Way Better Snacks

Way Better Snacks

Way Better Snacks at a glance

Founded: 2011; Way Better is the sole division of Live Better Brands

Employees: 31 (16 Minneapolis, 15 Ontario); according to CEO Jim Breen, the company plans to add as many as 10 full-time employees in the first half of 2015.

Revenue: $20 million to $24 million (2014, projected)

Locations: Minneapolis (headquarters), Stirling, Ontario (manufacturing)

Broccoli? Daikon Radish?

To clarify: Those aren’t flavors of Way Better Snacks’ chips. Way Better chips do contain sprouted grains, seeds and beans, including flax, quinoa, kale and mustard seeds, as well as daikon radish and broccoli seeds. But each flavor of chip typically has just a couple of those. Actual flavors include sweet potato, blue corn, sweet chili and multi-grain.

The Next General Mills?

All right, that’s perhaps an overstatement. But Way Better founder and CEO Jim Breen does see the Golden Valley-based consumer food products giant as a model. “We do all the same things that General Mills does from a product development standpoint, sales execution, communicating and educating, [using] social media, community events,” Breen says. “Just with so many fewer people than they have.”

Editor’s Note: January’s edition of Twin Cities Business profiles 10 Small Business Success Stories. The newly relocated Way Better Snacks—which is setting out to devour the natural snacks category—is one of them. The others can be found at TCBMag.com.

Think snack chips, and you think potato or corn. Jim Breen, founder and CEO of Minneapolis-based Live Better Brands, wants snackers to think broccoli and daikon radish seeds, too. And he’s making headway. His company’s sole division, Way Better Snacks, makes and markets tortilla and pita chips that incorporate sprouted seeds, beans and whole grains into their recipes. In 2013, Breen moved headquarters from Long Island, N.Y., to the Twin Cities—where, he says, experienced food-industry professionals are more abundant. (A native Minnesotan, Breen also was eager to return home.) Once here, the company doubled its headcount, from eight to 16. Employee growth parallels Way Better’s sales, which rose from $7 million in 2012 to $14 million in 2013. It projects 2014 revenue between $20 million to $24 million.

Breen makes it clear that he’s just getting started: “We have a lot of runway still in front of us.”

Way Better Snacks sells nine flavors of corn tortilla chips and three offerings of pita chips. What makes them distinctive, according to Breen, is the process the company uses to germinate the seeds the chips contain. This process, he says, offers health benefits including increased digestibility and nutrient absorption. “It’s not some concoction from a laboratory,” Breen says. “We’re just removing these barriers in all grains and beans that block the uptake of nutrients.”

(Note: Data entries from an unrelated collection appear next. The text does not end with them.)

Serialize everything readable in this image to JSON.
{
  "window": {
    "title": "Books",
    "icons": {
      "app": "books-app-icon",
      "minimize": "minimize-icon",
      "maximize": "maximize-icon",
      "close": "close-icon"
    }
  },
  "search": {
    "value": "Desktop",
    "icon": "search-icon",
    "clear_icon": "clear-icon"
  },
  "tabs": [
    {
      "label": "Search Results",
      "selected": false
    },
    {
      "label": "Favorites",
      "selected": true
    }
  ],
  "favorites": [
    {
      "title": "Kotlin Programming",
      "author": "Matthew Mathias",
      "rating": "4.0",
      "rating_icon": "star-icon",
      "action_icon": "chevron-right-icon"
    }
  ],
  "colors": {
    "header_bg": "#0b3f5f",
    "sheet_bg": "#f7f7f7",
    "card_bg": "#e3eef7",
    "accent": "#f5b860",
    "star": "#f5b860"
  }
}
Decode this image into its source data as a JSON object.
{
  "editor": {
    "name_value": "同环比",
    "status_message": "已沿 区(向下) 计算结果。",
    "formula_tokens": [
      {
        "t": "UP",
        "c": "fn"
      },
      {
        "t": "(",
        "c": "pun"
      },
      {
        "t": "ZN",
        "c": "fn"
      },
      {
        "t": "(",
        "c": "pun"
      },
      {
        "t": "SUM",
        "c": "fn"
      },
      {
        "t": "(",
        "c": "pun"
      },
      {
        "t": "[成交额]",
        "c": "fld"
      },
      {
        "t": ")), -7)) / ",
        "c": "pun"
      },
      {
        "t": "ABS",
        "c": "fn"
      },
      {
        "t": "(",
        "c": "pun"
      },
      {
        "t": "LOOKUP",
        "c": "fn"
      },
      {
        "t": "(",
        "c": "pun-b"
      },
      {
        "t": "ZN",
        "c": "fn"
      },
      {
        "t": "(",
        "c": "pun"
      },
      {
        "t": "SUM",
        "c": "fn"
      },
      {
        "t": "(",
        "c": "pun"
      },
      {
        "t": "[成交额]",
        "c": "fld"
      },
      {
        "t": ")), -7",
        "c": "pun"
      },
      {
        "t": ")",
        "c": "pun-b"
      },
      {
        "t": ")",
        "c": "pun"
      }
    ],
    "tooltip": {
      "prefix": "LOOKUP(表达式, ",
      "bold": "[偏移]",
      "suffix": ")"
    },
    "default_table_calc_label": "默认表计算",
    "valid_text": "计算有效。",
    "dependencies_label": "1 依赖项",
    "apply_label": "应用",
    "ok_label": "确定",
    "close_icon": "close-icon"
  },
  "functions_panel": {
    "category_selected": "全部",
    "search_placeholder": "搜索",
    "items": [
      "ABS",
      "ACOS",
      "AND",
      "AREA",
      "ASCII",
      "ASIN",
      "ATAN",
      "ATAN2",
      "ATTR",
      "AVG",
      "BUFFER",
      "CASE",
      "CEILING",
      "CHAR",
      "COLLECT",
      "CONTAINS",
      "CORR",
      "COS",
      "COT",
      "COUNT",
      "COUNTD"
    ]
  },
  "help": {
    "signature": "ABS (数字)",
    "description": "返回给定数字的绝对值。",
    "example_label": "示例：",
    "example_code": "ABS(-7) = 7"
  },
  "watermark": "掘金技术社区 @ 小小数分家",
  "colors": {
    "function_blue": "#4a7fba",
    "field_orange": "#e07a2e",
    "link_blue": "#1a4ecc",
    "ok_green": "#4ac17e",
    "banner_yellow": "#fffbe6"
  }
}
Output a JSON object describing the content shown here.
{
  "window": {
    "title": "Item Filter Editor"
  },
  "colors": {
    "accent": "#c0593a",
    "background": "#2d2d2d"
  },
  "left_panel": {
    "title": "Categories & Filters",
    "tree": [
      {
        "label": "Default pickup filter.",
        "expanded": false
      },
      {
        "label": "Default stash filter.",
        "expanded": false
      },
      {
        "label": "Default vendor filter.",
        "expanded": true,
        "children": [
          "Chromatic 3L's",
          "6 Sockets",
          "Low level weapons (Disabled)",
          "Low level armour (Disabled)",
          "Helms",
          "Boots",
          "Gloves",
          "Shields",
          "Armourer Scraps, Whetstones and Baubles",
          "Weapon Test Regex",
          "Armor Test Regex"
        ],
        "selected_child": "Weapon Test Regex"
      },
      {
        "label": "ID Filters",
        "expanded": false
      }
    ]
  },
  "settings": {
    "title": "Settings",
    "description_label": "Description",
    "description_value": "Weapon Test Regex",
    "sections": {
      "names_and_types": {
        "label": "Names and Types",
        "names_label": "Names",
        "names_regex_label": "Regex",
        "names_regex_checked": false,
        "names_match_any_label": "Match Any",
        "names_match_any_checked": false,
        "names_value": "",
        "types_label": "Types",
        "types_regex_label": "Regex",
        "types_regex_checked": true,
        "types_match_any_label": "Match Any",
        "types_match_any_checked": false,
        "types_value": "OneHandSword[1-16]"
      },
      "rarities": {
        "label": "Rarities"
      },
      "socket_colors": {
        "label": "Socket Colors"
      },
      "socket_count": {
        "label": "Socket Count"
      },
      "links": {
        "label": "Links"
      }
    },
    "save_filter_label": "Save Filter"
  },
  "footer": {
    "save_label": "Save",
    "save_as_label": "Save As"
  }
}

Once he formulated the product, Breen left his job as senior vice president of sales for New York-based natural foods company Hain Celestial Group to start Live Better Brands. He saw a healthy opportunity for his species of salty snack: According to Chicago-based consumer research firm IRI, U.S. natural snack sales increased 14.2 percent from April 2013 to March 2014. And a report released in early 2014 by Maryland-based Packaged Facts noted that about 14 million of the 50 million Americans identified as consumers of salty snacks are purchasers of “healthy” or “natural” versions of such snacks.

Way Better Snacks is reaching that market. Its chips now are sold in all 50 states—on the shelves in small stores, major grocers (including Cub Foods) and big boxes, including Target and Walmart. In 2014, with business expanding rapidly, the company acquired Ontario-based BioEssential Botanicals, which serves as its ingredient supplier and product manufacturer. Besides offering distinctive products in an expanding category, Way Better Snacks has flourished by partnering with other food manufacturers to market its chips.

One of those partners is Stillwater-based Curt’s Salsa, which featured Way Better’s blue corn chips at a Twin Cities food exhibition last spring. “It was a huge success,” Curt’s president Scott Hennis recalls. “They are on quite the growth path. It was a great win for our community to have them relocate their brand here.”

With his manufacturing in place, Breen is focusing on enhancing market share. “Natural foods as a category is growing so rapidly, and there are few brands that have an opportunity to be a $100 million brand in relatively short order,” he says. “We think we can.”